God not only sanctifies us wholly but also preserves our spirit, soul, and body complete. Wholly is quantitative; complete is qualitative. Quantitatively, God sanctifies us wholly; qualitatively, God preserves us complete, that is, He keeps our spirit, soul, and body perfect. The word wholly means “entirely, thoroughly, to the consummation.” God sanctifies us wholly so that no part of our being—our spirit, soul, or body—will be left common or profane.
Through the fall our body was ruined, our soul was contaminated, and our spirit was deadened. In God’s full salvation our entire being is saved and made complete and perfect. God is preserving our spirit from any deadening element (9:14), our soul from remaining natural and old (Matt. 16:24-26), and our body from the ruin of sin (1 Thes. 4:4; Rom. 6:6).
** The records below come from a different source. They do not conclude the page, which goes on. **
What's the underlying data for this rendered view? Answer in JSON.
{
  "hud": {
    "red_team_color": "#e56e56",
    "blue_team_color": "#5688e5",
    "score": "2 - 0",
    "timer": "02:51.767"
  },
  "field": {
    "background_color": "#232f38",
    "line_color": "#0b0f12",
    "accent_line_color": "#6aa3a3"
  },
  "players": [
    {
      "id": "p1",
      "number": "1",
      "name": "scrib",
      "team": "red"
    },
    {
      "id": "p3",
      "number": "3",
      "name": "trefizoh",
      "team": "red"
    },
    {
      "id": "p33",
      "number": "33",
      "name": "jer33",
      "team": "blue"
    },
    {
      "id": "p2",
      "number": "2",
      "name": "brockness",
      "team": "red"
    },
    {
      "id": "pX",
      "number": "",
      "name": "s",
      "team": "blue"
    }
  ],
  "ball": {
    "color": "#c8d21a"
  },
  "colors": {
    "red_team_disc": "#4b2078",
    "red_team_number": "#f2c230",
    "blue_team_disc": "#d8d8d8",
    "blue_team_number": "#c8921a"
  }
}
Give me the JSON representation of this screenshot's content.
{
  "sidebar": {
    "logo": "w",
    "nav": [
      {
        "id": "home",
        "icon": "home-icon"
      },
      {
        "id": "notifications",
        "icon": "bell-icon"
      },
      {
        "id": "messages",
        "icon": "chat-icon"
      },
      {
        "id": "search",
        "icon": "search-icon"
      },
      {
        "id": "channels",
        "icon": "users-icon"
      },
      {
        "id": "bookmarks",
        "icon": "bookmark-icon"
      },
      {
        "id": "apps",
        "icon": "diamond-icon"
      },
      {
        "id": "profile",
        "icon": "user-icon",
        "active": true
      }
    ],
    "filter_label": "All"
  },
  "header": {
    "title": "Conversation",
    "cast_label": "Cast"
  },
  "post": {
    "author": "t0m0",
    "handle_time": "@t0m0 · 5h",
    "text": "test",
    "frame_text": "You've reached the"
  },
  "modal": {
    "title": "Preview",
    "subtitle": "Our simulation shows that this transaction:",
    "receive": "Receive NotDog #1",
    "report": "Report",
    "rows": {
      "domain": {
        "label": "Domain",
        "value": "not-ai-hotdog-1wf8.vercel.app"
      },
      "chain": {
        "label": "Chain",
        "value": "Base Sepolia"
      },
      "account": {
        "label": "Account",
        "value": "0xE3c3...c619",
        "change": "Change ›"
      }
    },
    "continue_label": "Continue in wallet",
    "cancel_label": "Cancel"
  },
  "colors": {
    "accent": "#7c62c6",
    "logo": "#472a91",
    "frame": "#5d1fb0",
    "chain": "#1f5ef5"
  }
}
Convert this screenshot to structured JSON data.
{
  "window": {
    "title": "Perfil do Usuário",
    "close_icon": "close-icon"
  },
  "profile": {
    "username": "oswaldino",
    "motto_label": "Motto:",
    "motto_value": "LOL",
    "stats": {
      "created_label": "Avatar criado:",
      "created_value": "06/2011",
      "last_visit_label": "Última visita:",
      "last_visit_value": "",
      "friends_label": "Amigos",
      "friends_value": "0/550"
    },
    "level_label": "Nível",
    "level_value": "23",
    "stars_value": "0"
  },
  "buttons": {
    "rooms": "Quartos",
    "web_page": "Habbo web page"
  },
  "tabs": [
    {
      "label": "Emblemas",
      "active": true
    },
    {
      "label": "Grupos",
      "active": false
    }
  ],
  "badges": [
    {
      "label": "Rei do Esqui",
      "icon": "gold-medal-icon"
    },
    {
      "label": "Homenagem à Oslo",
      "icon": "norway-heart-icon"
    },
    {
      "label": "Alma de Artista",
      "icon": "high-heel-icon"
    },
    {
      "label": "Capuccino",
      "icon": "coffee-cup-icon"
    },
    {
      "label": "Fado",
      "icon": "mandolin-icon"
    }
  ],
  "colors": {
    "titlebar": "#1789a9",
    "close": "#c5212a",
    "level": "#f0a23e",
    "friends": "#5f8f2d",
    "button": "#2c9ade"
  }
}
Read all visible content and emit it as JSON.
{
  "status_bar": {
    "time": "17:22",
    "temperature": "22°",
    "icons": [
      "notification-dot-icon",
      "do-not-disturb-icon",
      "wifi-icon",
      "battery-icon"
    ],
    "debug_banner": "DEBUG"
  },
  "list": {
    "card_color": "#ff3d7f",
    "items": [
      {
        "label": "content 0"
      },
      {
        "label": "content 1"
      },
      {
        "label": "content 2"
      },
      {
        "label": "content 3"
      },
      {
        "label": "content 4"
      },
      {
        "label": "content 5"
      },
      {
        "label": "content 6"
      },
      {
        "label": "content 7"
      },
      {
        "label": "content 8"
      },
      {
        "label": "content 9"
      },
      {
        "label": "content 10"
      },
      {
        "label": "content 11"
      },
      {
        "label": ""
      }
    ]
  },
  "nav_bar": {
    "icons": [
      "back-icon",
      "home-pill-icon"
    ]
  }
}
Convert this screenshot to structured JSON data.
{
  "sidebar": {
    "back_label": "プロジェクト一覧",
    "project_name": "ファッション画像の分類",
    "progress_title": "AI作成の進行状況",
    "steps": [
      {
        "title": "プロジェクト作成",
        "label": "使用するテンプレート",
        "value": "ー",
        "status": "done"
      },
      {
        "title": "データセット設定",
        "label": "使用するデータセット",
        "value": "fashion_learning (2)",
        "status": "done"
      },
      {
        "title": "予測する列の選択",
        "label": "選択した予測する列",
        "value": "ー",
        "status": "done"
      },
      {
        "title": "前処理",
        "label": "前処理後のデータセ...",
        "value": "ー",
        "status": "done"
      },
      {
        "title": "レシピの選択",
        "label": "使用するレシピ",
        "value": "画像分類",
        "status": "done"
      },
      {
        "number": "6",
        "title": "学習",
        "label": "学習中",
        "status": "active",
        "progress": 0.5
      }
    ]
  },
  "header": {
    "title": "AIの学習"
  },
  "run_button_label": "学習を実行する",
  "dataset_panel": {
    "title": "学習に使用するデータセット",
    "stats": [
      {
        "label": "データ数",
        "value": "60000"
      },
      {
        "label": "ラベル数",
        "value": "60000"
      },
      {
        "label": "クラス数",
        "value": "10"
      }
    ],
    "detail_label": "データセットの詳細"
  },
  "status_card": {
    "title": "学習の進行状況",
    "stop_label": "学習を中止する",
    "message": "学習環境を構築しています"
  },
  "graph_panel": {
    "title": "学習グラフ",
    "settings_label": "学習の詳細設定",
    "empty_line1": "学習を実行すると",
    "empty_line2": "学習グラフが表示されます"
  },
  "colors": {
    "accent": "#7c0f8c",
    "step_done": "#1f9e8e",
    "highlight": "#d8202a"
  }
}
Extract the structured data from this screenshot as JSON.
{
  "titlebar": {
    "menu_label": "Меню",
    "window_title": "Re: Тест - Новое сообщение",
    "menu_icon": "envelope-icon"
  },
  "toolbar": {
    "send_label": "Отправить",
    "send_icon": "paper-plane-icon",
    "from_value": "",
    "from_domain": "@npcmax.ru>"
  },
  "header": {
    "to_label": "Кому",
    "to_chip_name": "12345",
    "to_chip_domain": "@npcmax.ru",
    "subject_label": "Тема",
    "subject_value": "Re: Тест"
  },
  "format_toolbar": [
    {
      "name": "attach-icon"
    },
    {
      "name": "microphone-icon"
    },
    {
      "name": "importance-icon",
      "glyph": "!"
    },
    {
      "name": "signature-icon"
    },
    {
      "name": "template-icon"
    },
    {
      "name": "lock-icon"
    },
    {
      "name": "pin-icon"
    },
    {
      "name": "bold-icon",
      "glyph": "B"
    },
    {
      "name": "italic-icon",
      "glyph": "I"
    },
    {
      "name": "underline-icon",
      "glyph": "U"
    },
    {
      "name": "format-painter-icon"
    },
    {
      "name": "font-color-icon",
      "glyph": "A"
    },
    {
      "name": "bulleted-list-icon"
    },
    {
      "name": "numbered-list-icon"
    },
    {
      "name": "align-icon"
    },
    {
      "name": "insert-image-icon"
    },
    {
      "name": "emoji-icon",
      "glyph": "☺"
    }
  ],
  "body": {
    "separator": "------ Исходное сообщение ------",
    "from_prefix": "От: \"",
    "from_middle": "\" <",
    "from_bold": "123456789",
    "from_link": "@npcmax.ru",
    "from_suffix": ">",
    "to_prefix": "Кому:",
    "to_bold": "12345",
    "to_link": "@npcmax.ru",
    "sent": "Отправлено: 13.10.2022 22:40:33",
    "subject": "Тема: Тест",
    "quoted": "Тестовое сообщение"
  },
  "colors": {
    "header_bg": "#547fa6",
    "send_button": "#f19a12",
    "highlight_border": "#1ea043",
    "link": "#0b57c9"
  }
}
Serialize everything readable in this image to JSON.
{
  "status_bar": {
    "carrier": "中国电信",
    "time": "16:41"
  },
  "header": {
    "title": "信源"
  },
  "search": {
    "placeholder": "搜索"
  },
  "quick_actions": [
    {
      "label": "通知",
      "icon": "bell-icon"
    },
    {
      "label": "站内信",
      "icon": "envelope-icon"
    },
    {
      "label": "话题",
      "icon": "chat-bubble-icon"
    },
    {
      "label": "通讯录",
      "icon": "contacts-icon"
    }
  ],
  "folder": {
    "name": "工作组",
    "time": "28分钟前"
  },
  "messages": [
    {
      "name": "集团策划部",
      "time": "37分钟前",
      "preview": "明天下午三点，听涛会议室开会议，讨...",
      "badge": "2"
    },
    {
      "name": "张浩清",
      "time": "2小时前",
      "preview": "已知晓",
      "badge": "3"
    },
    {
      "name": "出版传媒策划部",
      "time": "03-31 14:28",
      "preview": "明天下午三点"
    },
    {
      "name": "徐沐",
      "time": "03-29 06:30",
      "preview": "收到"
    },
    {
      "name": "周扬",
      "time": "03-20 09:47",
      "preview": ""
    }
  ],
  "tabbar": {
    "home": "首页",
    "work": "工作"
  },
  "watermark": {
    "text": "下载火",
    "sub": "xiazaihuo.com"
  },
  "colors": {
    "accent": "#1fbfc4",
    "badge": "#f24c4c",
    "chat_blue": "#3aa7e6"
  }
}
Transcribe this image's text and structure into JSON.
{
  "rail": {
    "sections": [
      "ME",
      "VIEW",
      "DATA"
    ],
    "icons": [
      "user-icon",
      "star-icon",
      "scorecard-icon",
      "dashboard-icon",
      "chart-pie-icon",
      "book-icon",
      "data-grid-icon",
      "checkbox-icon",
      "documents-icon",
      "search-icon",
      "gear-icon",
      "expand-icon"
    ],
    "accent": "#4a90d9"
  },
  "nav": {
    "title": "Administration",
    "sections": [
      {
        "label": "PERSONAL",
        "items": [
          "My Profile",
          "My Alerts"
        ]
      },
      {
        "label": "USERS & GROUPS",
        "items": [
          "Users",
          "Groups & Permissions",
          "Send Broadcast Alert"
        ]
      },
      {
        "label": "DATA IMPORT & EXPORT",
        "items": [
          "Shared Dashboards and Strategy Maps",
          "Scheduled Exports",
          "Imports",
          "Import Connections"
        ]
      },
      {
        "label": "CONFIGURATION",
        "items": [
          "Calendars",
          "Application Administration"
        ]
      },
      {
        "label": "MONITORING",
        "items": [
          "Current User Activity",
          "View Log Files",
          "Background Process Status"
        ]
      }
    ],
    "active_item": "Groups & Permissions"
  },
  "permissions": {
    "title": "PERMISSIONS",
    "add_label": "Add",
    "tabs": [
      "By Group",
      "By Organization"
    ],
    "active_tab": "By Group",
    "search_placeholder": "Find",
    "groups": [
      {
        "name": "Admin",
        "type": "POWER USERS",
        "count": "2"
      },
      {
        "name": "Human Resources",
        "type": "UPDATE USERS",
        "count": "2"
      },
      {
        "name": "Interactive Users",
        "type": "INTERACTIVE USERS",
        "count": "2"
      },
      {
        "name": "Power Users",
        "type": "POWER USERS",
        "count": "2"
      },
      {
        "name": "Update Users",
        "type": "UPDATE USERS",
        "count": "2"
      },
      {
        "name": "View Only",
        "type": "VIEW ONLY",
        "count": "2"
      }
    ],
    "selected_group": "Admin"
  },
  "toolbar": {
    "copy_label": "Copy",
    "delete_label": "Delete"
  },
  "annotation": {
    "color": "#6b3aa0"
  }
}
God’s preservation and His thorough sanctification sustain us to live a holy life unto maturity that we may meet the Lord in His parousia, His coming.
Although God preserves us, we need to take the responsibility, the initiative, to cooperate with His operation, to be preserved by keeping our spirit, soul, and body in the saturating of the Holy Spirit (1 Thes. 5:12-24). In the second part of verse 23 Paul says, “May your spirit and soul and body be preserved complete, without blame.” In the first part of the verse concerning God’s sanctifying us, it is God who takes the initiative. But in the second part of the verse concerning our spirit, soul, and body being preserved, we are the ones who should take the initiative. The command be preserved may be regarded as an active-passive verb. This means that we take the initiative to be preserved, although God is the One who preserves our spirit, soul, and body. Therefore, we should pray, “Lord, I long to have my spirit, soul, and body preserved. However, I cannot do this work. I take the initiative, Lord, to ask You to do this.”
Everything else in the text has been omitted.